The Great War and Abdulaziz

The First Great War (many historians called it this name) began in 1914 AD, and its impact reached the Arabian Peninsula. King Abdulaziz (may Allah have mercy on him) was the shrewdest prince of the Arabian Peninsula. He had great insight and a clear opinion. He advised the Princes not to engage in the events.

He wrote to all of them, such as Sharif Hussein, Ibn Rasheed, and the Sheikh of Kuwait, inviting them to hold an Arab meeting to determine the attitude of the Arabs towards international turmoil and to have the same opinion to defend their rights if they were attacked. However, the princes did not care about the matter and each made a different alliance. Ibn Rasheed joined the Turks, while Sharif Hussein and the Sheikh of Kuwait joined the British.

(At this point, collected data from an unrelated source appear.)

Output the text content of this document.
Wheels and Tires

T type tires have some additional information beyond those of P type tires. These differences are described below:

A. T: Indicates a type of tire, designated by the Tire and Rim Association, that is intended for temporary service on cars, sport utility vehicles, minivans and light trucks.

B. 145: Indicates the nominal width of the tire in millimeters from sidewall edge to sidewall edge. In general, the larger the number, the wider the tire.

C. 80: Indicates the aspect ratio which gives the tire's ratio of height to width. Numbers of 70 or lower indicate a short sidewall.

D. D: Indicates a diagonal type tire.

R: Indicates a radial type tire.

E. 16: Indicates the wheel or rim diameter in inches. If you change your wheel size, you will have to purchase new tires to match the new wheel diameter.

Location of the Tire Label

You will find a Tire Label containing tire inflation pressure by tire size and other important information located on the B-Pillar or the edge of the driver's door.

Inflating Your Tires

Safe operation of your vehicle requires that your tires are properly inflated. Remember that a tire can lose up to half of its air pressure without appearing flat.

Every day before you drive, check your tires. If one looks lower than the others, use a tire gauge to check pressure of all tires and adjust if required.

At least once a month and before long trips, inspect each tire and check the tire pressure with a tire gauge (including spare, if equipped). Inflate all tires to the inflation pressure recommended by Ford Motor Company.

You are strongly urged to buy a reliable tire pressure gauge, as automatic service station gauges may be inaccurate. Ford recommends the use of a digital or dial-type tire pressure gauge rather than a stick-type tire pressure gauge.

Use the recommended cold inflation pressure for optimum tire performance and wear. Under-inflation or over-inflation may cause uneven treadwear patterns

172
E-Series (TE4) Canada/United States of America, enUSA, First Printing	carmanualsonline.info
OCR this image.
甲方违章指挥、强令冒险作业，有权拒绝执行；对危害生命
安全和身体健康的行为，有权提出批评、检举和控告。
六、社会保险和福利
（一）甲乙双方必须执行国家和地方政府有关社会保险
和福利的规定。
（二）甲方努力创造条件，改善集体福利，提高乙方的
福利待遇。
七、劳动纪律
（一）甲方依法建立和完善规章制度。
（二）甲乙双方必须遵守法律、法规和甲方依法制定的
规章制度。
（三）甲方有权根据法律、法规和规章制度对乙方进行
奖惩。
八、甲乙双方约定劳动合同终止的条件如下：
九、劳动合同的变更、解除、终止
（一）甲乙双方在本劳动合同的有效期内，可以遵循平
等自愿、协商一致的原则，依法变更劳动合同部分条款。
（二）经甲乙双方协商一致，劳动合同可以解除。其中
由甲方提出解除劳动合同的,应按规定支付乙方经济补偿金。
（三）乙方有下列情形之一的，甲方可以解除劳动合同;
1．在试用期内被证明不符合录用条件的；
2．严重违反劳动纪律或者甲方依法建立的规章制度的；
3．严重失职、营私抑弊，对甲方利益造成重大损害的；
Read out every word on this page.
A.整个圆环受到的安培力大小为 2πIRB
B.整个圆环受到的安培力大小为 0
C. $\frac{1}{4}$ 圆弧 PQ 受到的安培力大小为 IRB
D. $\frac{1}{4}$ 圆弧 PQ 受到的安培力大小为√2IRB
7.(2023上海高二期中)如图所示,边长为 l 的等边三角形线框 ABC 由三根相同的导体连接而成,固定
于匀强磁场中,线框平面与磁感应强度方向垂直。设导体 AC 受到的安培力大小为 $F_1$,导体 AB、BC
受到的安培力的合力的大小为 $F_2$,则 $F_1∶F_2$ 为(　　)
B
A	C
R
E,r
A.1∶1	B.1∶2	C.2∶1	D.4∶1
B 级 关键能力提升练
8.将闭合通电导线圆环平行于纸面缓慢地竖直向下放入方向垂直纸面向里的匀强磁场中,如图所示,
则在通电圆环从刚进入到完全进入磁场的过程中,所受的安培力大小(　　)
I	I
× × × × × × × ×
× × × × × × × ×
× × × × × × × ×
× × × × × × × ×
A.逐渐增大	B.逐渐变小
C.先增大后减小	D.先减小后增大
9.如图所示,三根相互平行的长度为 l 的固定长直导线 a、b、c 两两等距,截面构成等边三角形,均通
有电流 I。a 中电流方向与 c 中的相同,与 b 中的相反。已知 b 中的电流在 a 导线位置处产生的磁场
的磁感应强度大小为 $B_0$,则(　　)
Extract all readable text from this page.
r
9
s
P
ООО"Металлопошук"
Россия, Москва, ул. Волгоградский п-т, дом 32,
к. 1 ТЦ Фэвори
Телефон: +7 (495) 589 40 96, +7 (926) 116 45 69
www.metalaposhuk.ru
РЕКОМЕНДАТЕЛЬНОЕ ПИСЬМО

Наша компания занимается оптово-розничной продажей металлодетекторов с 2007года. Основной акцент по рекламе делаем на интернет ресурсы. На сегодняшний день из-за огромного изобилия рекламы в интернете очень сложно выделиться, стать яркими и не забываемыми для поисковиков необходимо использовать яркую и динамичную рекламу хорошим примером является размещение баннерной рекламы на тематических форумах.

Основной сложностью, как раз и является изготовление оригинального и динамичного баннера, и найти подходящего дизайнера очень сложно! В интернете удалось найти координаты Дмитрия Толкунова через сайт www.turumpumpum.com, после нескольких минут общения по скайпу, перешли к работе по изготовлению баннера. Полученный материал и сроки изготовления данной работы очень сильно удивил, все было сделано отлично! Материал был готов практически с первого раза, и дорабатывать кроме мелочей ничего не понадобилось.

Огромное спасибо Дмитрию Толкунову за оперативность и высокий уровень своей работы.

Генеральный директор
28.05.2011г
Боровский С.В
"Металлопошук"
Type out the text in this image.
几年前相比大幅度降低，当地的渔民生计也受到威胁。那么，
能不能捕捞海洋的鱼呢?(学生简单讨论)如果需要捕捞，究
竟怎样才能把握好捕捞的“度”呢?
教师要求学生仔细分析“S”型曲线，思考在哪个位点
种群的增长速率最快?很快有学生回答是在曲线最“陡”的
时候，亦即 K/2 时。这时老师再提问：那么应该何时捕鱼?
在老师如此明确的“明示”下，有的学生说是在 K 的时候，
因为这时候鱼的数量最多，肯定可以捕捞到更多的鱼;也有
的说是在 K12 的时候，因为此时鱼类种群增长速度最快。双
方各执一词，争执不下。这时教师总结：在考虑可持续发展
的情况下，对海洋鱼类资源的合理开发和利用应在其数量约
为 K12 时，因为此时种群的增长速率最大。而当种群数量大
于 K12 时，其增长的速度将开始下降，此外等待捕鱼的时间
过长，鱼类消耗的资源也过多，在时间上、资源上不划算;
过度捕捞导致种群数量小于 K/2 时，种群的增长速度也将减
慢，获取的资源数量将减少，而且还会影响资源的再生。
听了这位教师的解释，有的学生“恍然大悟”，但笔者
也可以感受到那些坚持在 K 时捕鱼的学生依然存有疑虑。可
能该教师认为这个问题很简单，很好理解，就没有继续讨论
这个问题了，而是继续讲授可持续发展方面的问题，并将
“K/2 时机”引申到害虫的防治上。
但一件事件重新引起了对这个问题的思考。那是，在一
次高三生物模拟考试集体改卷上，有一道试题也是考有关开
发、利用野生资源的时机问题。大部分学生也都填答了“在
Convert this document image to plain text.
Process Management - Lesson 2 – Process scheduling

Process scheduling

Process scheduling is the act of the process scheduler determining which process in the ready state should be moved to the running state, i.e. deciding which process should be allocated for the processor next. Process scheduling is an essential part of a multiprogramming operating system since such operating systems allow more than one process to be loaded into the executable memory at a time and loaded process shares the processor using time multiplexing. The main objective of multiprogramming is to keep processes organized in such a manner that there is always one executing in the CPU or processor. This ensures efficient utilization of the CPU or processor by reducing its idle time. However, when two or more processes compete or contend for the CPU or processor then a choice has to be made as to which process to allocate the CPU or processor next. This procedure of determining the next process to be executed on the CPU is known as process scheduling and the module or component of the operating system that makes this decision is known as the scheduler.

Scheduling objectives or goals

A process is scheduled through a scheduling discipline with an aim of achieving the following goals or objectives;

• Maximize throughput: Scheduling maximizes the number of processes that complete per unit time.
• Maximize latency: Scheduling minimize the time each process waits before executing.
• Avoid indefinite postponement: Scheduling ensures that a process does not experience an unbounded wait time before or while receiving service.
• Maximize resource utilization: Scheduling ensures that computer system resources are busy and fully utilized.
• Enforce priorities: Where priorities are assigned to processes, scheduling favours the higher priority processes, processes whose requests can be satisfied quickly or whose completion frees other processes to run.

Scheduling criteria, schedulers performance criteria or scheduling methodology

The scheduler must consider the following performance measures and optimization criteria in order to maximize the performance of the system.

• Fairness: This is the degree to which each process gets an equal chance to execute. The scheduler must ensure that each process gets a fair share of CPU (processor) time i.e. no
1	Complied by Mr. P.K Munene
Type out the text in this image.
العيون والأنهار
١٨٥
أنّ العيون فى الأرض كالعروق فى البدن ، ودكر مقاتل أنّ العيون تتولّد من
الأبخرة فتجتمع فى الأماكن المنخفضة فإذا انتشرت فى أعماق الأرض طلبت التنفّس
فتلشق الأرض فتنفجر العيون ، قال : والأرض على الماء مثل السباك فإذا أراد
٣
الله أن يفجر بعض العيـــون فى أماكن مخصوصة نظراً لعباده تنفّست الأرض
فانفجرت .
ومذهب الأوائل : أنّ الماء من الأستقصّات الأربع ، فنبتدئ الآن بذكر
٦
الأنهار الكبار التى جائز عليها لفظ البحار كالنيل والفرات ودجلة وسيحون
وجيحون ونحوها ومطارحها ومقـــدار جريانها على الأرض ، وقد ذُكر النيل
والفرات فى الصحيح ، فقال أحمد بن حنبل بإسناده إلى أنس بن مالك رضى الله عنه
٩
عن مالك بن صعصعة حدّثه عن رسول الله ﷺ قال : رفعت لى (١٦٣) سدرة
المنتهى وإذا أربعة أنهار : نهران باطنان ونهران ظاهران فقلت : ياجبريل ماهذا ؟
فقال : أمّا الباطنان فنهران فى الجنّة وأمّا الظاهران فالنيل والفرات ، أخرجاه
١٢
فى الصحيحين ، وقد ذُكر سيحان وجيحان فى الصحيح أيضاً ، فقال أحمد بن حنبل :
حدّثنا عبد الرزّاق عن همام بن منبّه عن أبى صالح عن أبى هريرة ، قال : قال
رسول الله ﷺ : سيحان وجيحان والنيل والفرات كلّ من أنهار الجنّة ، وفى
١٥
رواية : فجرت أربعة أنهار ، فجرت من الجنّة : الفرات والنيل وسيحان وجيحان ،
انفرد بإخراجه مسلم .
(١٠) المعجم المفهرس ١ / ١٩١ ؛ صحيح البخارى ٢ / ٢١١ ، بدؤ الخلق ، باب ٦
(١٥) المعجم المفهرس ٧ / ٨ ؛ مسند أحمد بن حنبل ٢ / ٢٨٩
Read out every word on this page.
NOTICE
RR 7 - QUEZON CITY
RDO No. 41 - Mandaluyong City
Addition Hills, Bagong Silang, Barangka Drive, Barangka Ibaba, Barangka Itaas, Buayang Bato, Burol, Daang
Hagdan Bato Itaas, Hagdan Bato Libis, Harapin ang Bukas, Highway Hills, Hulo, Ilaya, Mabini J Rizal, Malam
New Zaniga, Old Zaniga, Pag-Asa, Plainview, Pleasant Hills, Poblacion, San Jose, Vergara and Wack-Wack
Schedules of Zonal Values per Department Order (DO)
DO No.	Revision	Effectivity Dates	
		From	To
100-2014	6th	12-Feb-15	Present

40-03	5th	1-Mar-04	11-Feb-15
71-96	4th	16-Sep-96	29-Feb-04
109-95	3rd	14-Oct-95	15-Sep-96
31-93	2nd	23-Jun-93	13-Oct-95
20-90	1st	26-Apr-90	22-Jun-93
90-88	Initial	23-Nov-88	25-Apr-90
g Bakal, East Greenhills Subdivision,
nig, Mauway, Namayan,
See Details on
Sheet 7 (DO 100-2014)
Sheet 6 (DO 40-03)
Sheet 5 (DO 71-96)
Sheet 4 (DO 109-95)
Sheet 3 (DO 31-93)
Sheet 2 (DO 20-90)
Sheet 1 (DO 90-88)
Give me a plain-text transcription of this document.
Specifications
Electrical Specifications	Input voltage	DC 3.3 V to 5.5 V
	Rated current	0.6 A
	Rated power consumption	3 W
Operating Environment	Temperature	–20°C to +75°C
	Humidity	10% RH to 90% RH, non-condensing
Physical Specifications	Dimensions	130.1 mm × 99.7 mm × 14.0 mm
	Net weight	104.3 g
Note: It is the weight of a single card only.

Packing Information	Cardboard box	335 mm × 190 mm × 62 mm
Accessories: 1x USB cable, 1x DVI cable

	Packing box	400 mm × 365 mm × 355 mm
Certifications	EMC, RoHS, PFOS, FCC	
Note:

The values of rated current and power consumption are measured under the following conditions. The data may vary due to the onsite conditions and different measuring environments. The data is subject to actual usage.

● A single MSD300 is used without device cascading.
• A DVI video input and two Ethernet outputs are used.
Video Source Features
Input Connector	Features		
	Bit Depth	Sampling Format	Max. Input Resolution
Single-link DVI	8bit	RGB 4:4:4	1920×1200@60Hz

Everyone was aware of how important it was if King Abdulaziz decided to join one of the parties, even though he was still unifying the country.  Therefore, he met with a delegate from the British, Lieutenant Shakespeare, who had previously met him in Uqair with the presence of the British political resident. He also hosted a delegation from the Turks led by Shukri Al-Alusi. Ibn Saud honored those delegations, and then they left in a classy manner. He chose for his country the matter that he considered appropriate, which is neutrality in the matter of the Turks, so he did not fight Al-Hussein, and he did not fight the Turks as the British wanted. The delegate of King Abdulaziz met with Sharif Abdullah bin Al-Hussein at the borders and he was delegated by his father to consider the new situations of interest to both parties, and the meeting ended without success.

King Abdulaziz remained neutral and was able to eliminate the remnants of the Turks. During these events, Sir Percy Cox reached him and they met on the island of Darin opposite Qatif, and the meeting resulted in the first treaty between Ibn Saud and Britain known as the Qatif Treaty. What attracts attention in that meeting is the offer made by Percy Cox that the hero Abdulaziz Al Saud should assume the Islamic caliphate, who in turn completely rejected it. If this indicates anything, it indicates the rejection of any control by force, the unwillingness to dominate the peoples, and the desire to preserve their rights and sovereignty over their lands.

There were many types of aggressions against King Abdulaziz and his soldiers that there is no room to mention, and he overlooked many of them so that he could unite everyone and agree on one opinion that calls for stability.

Among the most prominent events, for example, was Uqair Conference. That conference was held after the end of the First World War, in which disputes and the emergence of international relations with the neighborhood, were reconsidered. Among those disputes was the conflict between Ibn Saud and Sharif Hussein, the dispute of Ibn Saud, Iraq and Jordan, and the issue of the borders between Iraq and Najd and between Najd and Kuwait. The conference was attended by Sultan Abdulaziz, and that title was before the unification of the country in the name of the Kingdom of Saudi Arabia and the change of his title to King. Sir Percy Cox also attended, and the Sultan was angry because the conference included the disobedient. Several meetings were held between them and they were able to reach an agreement on the borders and the Sultan (may Allah have mercy on him) waived some tribes that had a role in the instability of the region in and around Najd. He demanded that Qurayyat Al-Milh be affiliated with Al-Jawf, which means that it should be affiliated with Najd. Cox agreed, and the conference ended with those decisions.

King Abdulaziz was exposed to grave dangers that were overcome with patience and wisdom. This was due to his quest to improve the conditions of his people to the better and to move from one stage to another in wise and gradual ways, taking into account the political changes, circumstances and appropriate times. We can add to this the massacres that the Arabs were subjected to by deliberate persecution of the pashas of the Ottoman Empire led by Jamal Pasha and his followers starting from Sha’ban 1333 AH / June 1914 AD.